Another reviewer says that the slap stapler will inevitably jam every so often. It's not a big deal, though, all you need to do is to get a small screwdriver and just pry out the staple that is bent. Another construction professional says that he used his hammer tacker in order to staple tar paper onto a plywood subfloor.
How To Unjam
As a veteran of this device, he does say that you can bruise your knuckles pretty quickly if you use it too fast and are hammering at a poor angle. In general, though, he says that it is a true time-saving device and helps to prevent the development of a repetitive stress injury like a trigger finger, since that is an occupational hazard for him as a construction professional.

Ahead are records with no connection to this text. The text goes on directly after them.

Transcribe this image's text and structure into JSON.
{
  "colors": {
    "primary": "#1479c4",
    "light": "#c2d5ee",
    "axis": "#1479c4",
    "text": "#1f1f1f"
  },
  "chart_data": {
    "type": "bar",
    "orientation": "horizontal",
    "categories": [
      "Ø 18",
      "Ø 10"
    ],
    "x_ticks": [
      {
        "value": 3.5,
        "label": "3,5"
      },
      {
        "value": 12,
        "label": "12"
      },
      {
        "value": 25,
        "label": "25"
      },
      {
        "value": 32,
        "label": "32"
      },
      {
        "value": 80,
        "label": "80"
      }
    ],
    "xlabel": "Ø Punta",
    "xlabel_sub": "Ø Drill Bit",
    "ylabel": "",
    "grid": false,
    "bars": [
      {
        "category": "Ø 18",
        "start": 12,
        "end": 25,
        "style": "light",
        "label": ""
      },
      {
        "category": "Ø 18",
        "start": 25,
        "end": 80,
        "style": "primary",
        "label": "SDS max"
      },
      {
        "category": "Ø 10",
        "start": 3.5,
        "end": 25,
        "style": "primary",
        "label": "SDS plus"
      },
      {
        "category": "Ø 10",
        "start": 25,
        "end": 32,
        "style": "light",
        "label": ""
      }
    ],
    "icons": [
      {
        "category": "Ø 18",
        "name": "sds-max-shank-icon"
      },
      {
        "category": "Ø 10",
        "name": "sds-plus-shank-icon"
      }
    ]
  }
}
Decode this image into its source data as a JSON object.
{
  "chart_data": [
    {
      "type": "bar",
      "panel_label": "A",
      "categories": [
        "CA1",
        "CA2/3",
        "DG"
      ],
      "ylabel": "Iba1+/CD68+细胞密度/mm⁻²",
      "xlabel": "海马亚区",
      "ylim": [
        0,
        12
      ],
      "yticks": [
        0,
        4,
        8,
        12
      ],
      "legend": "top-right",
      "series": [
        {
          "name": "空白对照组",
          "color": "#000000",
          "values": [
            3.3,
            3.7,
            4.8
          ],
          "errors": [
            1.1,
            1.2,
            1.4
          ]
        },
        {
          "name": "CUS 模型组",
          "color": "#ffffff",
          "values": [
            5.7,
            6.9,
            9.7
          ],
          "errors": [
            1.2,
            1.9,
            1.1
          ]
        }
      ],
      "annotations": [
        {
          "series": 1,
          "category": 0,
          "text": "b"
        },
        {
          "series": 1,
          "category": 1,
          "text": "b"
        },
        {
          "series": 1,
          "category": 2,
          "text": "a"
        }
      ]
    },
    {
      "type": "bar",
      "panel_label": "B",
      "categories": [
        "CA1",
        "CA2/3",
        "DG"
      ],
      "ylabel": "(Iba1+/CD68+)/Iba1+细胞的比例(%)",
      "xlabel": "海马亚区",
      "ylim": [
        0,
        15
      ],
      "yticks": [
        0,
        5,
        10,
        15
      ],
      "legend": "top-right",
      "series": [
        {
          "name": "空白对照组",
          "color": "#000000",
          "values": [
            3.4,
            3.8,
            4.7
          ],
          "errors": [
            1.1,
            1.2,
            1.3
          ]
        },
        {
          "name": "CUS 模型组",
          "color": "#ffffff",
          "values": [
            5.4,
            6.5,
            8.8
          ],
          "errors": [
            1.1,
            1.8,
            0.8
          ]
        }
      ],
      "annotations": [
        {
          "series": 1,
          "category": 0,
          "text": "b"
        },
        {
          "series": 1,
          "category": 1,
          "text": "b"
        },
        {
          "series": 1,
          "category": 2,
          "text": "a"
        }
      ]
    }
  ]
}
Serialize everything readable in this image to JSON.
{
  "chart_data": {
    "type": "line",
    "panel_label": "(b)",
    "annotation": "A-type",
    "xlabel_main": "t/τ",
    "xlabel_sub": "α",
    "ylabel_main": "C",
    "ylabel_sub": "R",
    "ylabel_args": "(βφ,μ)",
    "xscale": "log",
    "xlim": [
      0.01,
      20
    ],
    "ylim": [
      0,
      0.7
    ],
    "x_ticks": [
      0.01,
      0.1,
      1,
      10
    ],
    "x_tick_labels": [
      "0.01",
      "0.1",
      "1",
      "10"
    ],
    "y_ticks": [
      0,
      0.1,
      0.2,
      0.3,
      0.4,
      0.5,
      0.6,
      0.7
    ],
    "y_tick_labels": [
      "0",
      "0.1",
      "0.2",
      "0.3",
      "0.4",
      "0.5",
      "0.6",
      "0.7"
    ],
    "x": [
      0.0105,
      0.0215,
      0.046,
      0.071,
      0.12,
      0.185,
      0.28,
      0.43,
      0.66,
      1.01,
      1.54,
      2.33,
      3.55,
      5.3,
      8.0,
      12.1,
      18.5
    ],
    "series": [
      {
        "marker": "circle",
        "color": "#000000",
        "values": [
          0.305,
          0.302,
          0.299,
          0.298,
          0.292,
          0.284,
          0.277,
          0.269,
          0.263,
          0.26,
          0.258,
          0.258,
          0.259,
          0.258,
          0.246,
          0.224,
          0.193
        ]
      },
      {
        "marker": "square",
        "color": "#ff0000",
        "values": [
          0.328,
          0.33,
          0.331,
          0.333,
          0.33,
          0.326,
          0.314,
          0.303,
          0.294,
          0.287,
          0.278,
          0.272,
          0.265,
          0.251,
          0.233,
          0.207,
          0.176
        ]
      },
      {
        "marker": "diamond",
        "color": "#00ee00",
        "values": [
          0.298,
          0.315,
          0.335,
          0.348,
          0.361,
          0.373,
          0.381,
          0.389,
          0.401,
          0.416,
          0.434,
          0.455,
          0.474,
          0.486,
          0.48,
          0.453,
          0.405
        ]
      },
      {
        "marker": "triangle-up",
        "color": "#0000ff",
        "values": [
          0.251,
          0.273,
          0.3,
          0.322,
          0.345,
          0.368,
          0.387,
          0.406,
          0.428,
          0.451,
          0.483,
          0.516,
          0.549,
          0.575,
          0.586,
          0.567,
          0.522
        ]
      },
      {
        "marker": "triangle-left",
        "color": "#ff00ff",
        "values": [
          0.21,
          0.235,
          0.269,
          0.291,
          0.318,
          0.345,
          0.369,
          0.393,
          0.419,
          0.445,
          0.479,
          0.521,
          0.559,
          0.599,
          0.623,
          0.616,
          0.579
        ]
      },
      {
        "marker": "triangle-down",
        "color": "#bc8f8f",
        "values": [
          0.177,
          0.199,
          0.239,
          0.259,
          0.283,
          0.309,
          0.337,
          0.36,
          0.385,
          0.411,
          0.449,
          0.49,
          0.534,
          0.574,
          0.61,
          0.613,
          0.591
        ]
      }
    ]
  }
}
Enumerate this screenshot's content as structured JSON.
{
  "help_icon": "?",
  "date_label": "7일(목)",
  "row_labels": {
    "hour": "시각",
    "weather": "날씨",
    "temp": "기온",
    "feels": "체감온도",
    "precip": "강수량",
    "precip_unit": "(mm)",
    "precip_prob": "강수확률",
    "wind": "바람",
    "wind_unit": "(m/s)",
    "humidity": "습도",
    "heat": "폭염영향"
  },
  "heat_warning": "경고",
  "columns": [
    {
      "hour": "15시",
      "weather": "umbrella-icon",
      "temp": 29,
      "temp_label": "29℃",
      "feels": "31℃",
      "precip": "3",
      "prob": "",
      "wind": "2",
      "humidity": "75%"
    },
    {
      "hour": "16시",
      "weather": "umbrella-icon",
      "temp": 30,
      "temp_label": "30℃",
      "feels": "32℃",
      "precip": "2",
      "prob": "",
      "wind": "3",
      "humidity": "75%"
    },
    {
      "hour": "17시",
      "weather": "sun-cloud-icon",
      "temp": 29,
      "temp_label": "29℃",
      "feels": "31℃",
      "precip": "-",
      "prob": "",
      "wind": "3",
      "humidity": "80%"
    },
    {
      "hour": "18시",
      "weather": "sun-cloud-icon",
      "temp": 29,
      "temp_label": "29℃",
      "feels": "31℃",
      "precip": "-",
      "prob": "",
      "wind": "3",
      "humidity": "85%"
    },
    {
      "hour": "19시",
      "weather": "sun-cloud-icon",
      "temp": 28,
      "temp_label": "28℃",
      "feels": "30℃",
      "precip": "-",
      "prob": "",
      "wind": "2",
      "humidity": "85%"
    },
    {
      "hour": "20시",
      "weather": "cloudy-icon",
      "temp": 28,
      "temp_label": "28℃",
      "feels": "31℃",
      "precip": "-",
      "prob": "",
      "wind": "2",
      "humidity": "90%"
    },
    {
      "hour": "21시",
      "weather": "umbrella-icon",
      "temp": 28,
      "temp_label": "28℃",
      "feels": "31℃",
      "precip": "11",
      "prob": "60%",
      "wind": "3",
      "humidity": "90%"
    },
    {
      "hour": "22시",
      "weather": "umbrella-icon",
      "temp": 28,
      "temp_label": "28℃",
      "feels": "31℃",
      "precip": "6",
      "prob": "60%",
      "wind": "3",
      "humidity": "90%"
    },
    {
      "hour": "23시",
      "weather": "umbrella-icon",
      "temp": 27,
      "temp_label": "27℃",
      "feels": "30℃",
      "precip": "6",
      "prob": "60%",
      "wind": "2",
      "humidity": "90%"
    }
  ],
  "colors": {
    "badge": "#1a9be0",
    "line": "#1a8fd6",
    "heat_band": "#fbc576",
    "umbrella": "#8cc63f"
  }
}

The Bostitch hammer tacker was another well-received option. It is made from hardened steel components and promises a tool-free jam clearing, though many users did complain that you can't use standard staples with this hammer tacker. In fact, in order for this tool to work, you need to buy power crown staplers.
For that reason, it isn't our top pick. However, people that ended up purchasing the correct staples said that it is easy to load the slap stapler, even easy to use when on a ladder insulating a house.
A home remodeling specialist says that he used it working with vapor barriers, and baffle installations as well as roofing felt-saying that it is a particularly easy to use option that cut down the amount of time it traditionally took him to perform manual stapling.
If you are in the market for one of these manual slap staplers, make sure that you purchase the correct staples to use with your tool. As well, you'll want to be well-versed in the links of staples you'll need for the project at hand.
A lot of buyers say that they go through staples so quickly, in combination with underestimating how many they'll need, that they advise new buyers to over purchase staples so that you don't run out midway through a job and have to rush out to the local Home Depot to get more.
We have also seen that many construction professionals avoid the development of repetitive stress disorders like trigger finger from using manual staplers by using these slap staplers. Indeed this can be a good option of diversifying your movements so that you don't develop a debilitating repetitive stress injury on the job that prevents you from working.
Buyers described having their tendons painfully swelling up. This causes their fingers to catch with the feeling of a sudden pop release, and often causes physical deformity, stiffness, lump, swelling, or tenderness.
Because you will be stapling with a swing as opposed to pulling the staple gun's trigger, you won't be developing this painful condition. Perhaps it makes sense to just switch off between a staple gun and a hammer tacker so that you never develop any sort of repetitive stress injuries at all.